Reader’s Digest-Reiman Deal is Really a DM Play

Reiman Publications, Inc., acquired by Madison Dearborn Partners Inc. for roughly $630 million in 1998, will be purchased by Reader’s Digest Association, Inc. for $760 million in cash, the companies announced today.

The deal, reportedly one of the largest seen in publishing, is also a major database transaction.

“Reiman is really a direct marketing company,” said Claire Gruppo, president and managing director of Gruppo Levey and Co., which represented Reiman and Madison Dearborn in the deal and introduced the two sides last year.

Reiman, which publishes such magazines as Taste of Home, Country and Country Woman. has annual revenue of more than $300 million, and has been sustaining yearly growth of around 12%, Gruppo said. It has a customer file with 32 million customers, including 16 million readers, compared with 50 million for Reader’s Digest.

The two databases have a 19% duplication factor and are ripe for cross marketing, added Justin Riddell, an associate at Gruppo Levey.

However, the acquisition was opposed by Highfields Capital Management, a large Reader’s Digest shareholder, which unsuccessfully sought a buyback of shares earlier this month.

Reader’s Digest CEO Thomas O. Ryder said in a statement today that the firm’s board “voted to proceed with the Reiman acquisition because it believers that it is in the best interests of the company and the stockholders.”

According to Ryder, Highfields feels that “stockholders would be better served through combination of stock repurchases, managing the U.S. business for cash and possibly asset sales. They also advocate a recapitalization of the company to create a single class of voting stock.”

Expected to close by June, the Reiman deal will contribute $70 million in EBIDTA, according to Reader’s Digest. And it will reduce the percentage of revenue coming to the firm from sweepstakes promotions.

It will also create synergies between the product lines.

The two audiences are similar in that they are “family oriented and have traditional values,” Gruppo added.

However, the Reiman readers are younger. The median age is 55 to 60, compared with 65 for Reader’s Digest. And 85% of the Reiman customers are female, whereas Reader’s Digest is more skewed toward males.

In the short term, Reader’s Digest will probably study “the Reiman formula, and the response rates they get for their direct mail without using highly promotional techniques,” Gruppo said.

Joined with QSP and Books are Fun, the Reiman line will help generate about $1 billion in sales, according to Reader’s Digest. Reiman can also take advantage of its new owner’s international reach to market its titles overseas, Gruppo added.

Reiman does not accept advertising in its magazines, preferring to make money on direct mail subscription and product sales.

Meanwhile, Greendale, WI-based Reiman will remain intact, according to Gruppo. While there will be some efficiencies gained in the paper and printing areas, these were not the reason for the transaction, she added.

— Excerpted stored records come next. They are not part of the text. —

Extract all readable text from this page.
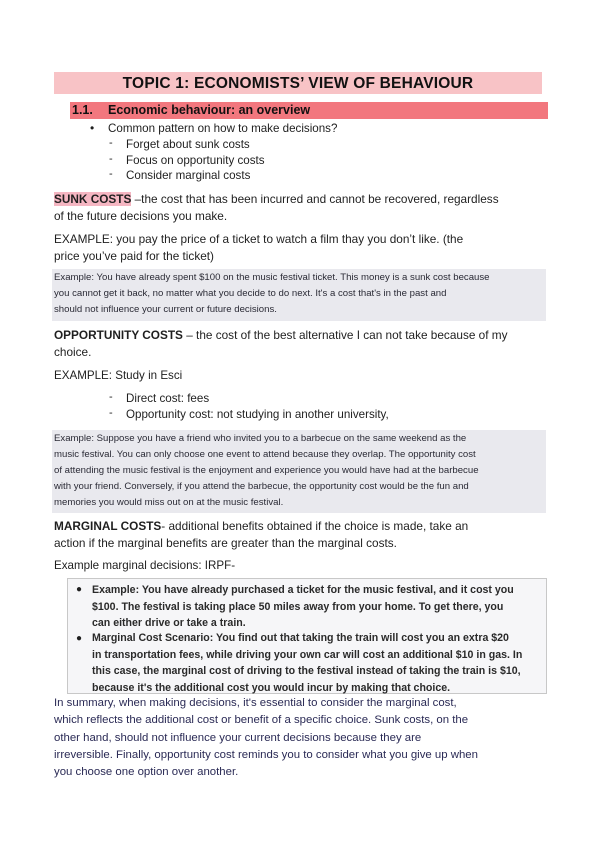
TOPIC 1: ECONOMISTS’ VIEW OF BEHAVIOUR
1.1. Economic behaviour: an overview
• Common pattern on how to make decisions?
- Forget about sunk costs
- Focus on opportunity costs
- Consider marginal costs
SUNK COSTS –the cost that has been incurred and cannot be recovered, regardless
of the future decisions you make.
EXAMPLE: you pay the price of a ticket to watch a film thay you don’t like. (the
price you’ve paid for the ticket)
Example: You have already spent $100 on the music festival ticket. This money is a sunk cost because
you cannot get it back, no matter what you decide to do next. It's a cost that's in the past and
should not influence your current or future decisions.
OPPORTUNITY COSTS – the cost of the best alternative I can not take because of my
choice.
EXAMPLE: Study in Esci
- Direct cost: fees
- Opportunity cost: not studying in another university,
Example: Suppose you have a friend who invited you to a barbecue on the same weekend as the
music festival. You can only choose one event to attend because they overlap. The opportunity cost
of attending the music festival is the enjoyment and experience you would have had at the barbecue
with your friend. Conversely, if you attend the barbecue, the opportunity cost would be the fun and
memories you would miss out on at the music festival.
MARGINAL COSTS- additional benefits obtained if the choice is made, take an
action if the marginal benefits are greater than the marginal costs.
Example marginal decisions: IRPF-
● Example: You have already purchased a ticket for the music festival, and it cost you
$100. The festival is taking place 50 miles away from your home. To get there, you
can either drive or take a train.
● Marginal Cost Scenario: You find out that taking the train will cost you an extra $20
in transportation fees, while driving your own car will cost an additional $10 in gas. In
this case, the marginal cost of driving to the festival instead of taking the train is $10,
because it's the additional cost you would incur by making that choice.
In summary, when making decisions, it's essential to consider the marginal cost,
which reflects the additional cost or benefit of a specific choice. Sunk costs, on the
other hand, should not influence your current decisions because they are
irreversible. Finally, opportunity cost reminds you to consider what you give up when
you choose one option over another.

“This isn’t an integration-consolidation play–it’s a growth play,” Gruppo said. “Reiman can’t cut out a lot of fat.

The transaction is being funded by J.P. Morgan and Goldman Sachs. Reader’s Digest was advised by Veronis Suhler Stevenson and Goldman Sachs. J.P. Morgan provided a “fairness opinion” to the Reiman side.

Gruppo Levey repped Madison Deaborn in 1998 when it acquired the primary interest in Reiman. And last August, although there was no intent to sell at that point, Gruppo Levey introduced the Reiman people to Ryder and his staff.

“We said, ‘you guys ought to know one another,'” Gruppo said.